Last, as for the condition, at first I thought if the $S_k$ are eventually a chain of successors then this union will be the $\sup$ of the order types but again I'm not sure whether this is the condition we are after or whether it is even true.

I would really appreciate a little help with understanding the concepts at play here...

Answer 1

Your initial plan works out just fine. Each $S_k$ has order type $k+1$, so the supremum of the order types is $\omega$. But the union is $\omega+1$ which is strictly larger.

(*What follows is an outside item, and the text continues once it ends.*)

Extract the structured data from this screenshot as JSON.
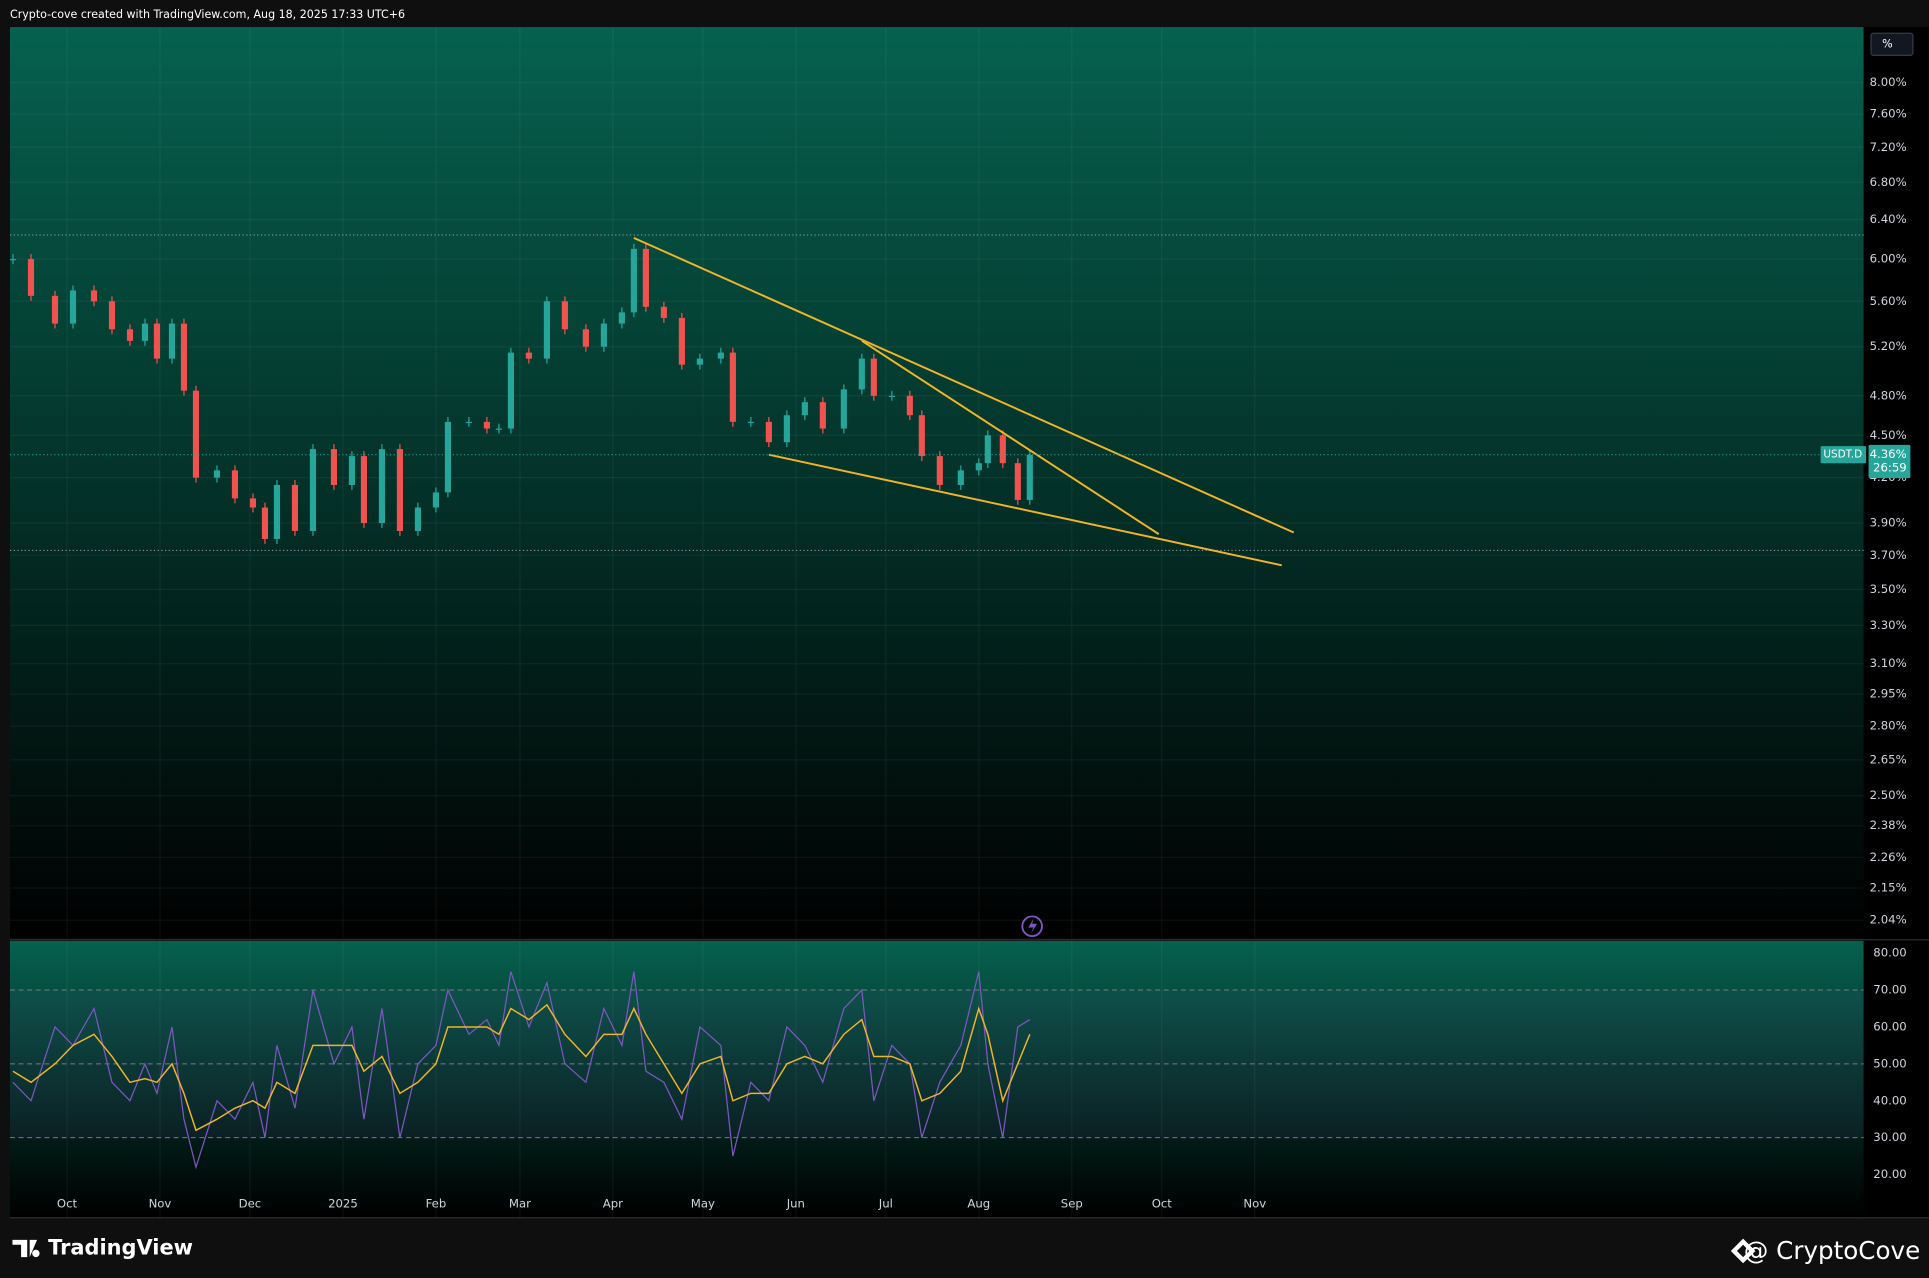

The reason that the union is $\omega+1$ is that $\omega$ is a member of the union, and the union is in fact an ordinal, so it cannot be $\omega$ itself. You can also play with this to obtain any ordinal below $\omega\cdot2$; but also $\omega\cdot\omega$ by taking $S_k=\{0,\ldots,k,\omega,\ldots,\omega+k\}$.

Essentially, whenever $\alpha$ is a countable ordinal, you can enumerate it, and define a sequence of finite sets which increase towards $\alpha$; then if $\alpha>\omega$ you get something like that. Note that as $S_k$ is not necessarily finite, you can use this to conclude something on the cofinality of the ordinals at play here.

Answer 2

Ordinal exponentiation: For ordinals $A,B$ the ordinal $A^B$ is the order-type of the set $S(A,B)$ of functions $f:B\to A$ such that $\omega > |\{b\in B:f(b)\ne 0\}|,$ with the reverse-lex order $<_{r}$: When $f,g \in S(A,B)$ with $f\ne g$ and $c=\max \{b\in B:f(b)\ne g(b)\}$ then $f<_{r}g\iff f(c)<g(c).$

Let $A=\omega$ and $B=\omega +1.$ For $n\in \omega,$ let $$S_n=\{f\in S(A,B): f(\omega)\leq n \land \forall x\in \omega \;(f(x)\ne 0\implies x\leq n)\}.$$ Then $S_n\subset S_{n+1}$ and OT$(S_n)=\omega^{n+1}\cdot (n+1)<\omega^{n+1}\cdot \omega=\omega^{n+2}<\omega^{\omega}.$ So we have $$\sup_{n\in \omega}\text {OT}(S_n)=\omega^{\omega}< \omega^{\omega +1}=\cup_{n\in \omega}S_n=\text {OT}(\cup_{n\in \omega}S_n).$$

This is a variation on the theme of "The Rado-Milner Paradox": If $k$ is an infinite cardinal and $k\leq x<k^+$ there exists $T=\{K_n:n\in \omega\}$ with $\cup T=x,$ and OT$(K_n)\leq k^n$ for each $n\in \omega.$(Where $k^n$ denotes ordinal exponentiation.)